A September 2002 report by the Joint Chiefs of Staff detailing a lack of evidence for Iraq's chemical weapons program was seen by then-Defense Secretary Donald Rumsfeld, but was not shared with everyone in the George W. Bush administration,
Politico reports.
"Please take a look at this material as to what we don’t know about WMD. It is big," Rumsfeld wrote to Joint Chiefs Chairman General Richard Myers.
But it is not clear the report, which weakened the administration's argument for an invasion of Iraq, was seen by anyone else on the Bush team.

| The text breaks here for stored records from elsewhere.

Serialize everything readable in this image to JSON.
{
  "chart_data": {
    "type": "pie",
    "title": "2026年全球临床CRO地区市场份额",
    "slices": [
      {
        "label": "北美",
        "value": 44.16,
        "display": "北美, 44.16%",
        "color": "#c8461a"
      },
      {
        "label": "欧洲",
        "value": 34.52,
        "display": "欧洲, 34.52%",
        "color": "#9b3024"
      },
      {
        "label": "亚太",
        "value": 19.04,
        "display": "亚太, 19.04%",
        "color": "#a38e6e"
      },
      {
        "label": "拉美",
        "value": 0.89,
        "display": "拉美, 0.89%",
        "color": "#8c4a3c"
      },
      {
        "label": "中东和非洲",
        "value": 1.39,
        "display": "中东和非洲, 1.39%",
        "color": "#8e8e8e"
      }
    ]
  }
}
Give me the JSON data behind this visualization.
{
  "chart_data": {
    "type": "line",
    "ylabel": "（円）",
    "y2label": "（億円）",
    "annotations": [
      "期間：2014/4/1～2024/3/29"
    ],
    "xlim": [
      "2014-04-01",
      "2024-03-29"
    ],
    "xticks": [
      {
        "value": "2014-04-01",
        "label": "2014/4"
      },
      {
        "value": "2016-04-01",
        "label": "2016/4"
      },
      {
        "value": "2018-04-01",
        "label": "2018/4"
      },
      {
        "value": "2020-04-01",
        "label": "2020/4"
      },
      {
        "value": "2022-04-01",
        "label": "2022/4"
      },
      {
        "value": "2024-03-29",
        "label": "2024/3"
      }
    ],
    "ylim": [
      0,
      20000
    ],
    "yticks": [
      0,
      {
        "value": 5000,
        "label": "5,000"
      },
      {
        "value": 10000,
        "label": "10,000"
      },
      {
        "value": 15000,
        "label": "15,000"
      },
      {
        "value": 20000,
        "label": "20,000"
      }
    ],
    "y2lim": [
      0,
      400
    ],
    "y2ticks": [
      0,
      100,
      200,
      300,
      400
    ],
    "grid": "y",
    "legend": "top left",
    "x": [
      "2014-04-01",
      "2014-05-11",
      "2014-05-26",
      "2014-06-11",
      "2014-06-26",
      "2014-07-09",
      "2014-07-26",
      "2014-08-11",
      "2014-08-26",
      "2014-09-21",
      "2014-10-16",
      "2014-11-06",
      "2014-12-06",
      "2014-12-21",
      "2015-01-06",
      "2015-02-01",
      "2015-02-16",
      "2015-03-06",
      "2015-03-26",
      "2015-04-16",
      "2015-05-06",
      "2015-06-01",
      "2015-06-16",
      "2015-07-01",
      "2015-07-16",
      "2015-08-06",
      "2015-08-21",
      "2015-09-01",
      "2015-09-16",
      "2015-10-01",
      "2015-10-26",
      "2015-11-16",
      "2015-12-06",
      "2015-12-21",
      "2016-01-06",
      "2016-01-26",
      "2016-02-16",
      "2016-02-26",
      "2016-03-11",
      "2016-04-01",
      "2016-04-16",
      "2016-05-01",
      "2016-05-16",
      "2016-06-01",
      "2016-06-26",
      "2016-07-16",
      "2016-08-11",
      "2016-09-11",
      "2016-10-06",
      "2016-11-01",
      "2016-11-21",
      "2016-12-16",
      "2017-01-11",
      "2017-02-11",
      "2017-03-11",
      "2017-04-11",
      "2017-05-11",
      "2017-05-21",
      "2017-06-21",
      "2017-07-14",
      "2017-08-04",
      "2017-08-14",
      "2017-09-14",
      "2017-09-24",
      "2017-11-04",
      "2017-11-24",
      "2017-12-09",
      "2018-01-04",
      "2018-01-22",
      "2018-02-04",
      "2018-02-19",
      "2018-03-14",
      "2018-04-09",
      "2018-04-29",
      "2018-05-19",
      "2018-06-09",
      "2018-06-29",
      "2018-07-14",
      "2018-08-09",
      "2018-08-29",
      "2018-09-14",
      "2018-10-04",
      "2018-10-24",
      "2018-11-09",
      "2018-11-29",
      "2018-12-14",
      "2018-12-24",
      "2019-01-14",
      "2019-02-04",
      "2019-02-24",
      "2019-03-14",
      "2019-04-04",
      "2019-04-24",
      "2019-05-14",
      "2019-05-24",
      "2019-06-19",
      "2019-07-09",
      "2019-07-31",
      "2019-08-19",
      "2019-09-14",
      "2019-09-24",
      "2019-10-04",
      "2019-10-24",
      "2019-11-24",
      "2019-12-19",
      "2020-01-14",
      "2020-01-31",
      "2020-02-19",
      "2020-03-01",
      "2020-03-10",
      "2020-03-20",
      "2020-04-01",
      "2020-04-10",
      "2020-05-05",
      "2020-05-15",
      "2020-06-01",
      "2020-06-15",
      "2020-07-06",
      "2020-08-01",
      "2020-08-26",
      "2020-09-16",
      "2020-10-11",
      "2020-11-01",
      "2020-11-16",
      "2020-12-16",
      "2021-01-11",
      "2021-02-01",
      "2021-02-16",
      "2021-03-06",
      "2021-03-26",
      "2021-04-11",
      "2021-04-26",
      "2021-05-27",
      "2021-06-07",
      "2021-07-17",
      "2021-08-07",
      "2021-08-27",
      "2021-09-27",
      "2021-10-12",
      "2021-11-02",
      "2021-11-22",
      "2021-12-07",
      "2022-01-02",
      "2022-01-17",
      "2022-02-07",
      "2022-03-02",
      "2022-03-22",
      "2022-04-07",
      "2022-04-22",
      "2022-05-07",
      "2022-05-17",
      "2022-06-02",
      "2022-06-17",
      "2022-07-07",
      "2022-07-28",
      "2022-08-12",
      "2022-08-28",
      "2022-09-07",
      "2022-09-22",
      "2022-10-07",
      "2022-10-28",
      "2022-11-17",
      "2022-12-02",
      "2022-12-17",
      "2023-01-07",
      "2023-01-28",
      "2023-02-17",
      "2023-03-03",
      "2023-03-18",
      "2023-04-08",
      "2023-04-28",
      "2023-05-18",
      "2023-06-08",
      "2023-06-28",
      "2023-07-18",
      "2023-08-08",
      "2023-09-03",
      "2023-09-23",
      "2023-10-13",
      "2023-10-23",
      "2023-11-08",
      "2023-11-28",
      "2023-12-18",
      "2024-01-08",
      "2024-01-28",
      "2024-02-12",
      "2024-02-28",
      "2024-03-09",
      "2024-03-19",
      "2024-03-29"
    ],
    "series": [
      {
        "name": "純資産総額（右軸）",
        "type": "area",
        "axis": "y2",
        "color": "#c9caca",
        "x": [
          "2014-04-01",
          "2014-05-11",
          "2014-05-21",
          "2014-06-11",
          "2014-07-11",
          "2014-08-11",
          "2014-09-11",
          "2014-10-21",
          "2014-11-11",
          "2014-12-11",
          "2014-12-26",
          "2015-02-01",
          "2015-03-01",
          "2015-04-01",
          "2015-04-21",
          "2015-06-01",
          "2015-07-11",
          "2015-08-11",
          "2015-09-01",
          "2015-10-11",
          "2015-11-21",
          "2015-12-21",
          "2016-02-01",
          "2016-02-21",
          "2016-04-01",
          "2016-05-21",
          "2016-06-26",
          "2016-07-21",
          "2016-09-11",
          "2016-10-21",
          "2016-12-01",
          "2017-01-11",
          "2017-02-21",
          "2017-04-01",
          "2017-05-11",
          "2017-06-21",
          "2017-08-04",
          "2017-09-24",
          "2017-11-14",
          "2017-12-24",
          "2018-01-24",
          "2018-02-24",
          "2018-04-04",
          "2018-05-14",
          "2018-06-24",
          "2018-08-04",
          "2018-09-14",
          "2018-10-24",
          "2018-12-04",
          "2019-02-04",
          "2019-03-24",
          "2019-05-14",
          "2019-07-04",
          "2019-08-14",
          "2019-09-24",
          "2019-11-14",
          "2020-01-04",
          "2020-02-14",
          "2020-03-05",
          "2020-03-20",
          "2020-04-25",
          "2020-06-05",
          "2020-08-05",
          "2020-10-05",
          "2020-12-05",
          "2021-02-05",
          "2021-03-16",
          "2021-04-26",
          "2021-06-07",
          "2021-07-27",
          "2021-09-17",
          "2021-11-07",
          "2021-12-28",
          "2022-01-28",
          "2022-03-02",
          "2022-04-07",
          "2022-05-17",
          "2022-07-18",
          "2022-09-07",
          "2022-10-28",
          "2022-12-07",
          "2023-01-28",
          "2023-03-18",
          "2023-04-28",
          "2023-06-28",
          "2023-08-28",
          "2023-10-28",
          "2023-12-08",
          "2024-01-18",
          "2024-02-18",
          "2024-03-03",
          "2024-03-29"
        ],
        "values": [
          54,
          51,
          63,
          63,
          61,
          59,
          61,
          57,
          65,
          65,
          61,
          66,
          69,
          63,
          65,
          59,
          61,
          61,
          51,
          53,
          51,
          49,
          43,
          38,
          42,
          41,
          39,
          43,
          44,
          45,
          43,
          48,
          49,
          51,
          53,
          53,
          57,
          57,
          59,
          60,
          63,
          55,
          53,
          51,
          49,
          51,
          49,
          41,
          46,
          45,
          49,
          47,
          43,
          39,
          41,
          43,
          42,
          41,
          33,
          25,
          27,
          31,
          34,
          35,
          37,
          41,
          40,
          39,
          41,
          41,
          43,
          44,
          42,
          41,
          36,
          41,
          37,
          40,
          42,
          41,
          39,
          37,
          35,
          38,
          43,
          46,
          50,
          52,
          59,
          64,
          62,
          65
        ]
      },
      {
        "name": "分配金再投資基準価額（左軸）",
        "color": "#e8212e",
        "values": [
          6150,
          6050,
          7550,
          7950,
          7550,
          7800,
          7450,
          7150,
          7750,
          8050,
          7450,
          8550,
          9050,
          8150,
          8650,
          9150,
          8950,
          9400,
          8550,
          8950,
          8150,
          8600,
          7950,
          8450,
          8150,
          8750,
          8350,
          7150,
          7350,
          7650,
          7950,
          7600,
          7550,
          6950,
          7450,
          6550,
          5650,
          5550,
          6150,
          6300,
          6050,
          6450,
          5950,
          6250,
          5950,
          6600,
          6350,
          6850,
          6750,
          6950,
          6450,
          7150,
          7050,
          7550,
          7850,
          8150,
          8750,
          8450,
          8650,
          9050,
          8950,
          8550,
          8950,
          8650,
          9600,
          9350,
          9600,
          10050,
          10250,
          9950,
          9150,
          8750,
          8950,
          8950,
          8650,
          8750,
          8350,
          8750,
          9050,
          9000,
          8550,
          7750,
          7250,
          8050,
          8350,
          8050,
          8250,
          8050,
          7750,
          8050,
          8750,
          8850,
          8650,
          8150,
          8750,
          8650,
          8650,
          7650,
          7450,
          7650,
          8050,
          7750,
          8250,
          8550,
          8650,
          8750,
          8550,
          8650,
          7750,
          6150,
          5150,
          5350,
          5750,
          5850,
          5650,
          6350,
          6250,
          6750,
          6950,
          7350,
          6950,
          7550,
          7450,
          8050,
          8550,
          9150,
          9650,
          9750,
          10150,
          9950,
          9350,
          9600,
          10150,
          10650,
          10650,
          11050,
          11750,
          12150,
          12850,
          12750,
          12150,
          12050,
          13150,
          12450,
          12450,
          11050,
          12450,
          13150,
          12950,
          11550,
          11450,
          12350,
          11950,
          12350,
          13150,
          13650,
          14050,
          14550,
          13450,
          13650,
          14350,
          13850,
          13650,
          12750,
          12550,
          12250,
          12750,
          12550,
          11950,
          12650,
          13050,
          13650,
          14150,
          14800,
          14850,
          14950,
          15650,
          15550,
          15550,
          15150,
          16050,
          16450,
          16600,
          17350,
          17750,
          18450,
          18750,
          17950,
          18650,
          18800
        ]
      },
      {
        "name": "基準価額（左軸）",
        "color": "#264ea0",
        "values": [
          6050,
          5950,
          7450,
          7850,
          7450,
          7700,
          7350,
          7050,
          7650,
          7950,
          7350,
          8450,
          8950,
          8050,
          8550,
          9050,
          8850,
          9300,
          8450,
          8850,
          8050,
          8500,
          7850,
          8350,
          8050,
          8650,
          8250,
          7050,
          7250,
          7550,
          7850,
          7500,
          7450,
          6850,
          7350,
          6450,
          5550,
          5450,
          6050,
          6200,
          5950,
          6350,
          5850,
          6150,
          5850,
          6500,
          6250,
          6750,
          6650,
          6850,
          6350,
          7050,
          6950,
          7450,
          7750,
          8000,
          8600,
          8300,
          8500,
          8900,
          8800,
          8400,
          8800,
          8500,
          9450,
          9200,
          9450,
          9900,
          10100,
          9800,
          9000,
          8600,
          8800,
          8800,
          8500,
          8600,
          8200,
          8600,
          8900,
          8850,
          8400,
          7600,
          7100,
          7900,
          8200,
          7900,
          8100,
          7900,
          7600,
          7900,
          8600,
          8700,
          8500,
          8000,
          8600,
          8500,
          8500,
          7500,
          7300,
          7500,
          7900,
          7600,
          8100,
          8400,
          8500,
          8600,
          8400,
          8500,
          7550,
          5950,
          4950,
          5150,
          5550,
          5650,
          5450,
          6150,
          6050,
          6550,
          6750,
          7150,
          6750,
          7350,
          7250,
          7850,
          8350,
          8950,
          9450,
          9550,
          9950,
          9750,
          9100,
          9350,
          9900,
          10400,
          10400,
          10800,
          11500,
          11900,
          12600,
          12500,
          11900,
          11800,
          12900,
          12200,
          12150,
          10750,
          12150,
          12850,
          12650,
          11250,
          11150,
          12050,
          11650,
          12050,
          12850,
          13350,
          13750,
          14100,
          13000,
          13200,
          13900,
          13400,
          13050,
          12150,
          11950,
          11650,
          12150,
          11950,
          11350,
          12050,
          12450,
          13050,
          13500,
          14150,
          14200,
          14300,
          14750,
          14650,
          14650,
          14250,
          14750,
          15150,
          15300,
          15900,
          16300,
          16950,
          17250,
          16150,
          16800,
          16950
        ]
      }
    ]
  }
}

Instead, Bush, Vice President Dick Cheney and Secretary of State Colin Powell argued publicly that there was, indeed, strong evidence that Iraqi President Saddam Hussein was developing weapons of mass destruction – and was within a decade of acquiring a nuclear weapon.
Rumsfeld was under no legal obligation to share the report, Politico notes, but his decision not to do so raises questions as to whether his decision was based on a desire to avoid undermining the White House's argument for war.
"The JCS report undercut their assertions, and if it had been shared more widely within the administration, the debate would have been very different," Politico writes.
Rumsfeld had said months earlier in relation to Iraq's WMD program, "there are known knowns; there are things we know we know. We also know there are known unknowns; that is to say we know there are some things we do not know. But there are also unknown unknowns – the ones we don't know we don't know. And if one looks throughout the history of our country and other free countries, it is the latter category that tend to be the difficult ones."
The September report appears to have made some of those "known knowns" more "unknown."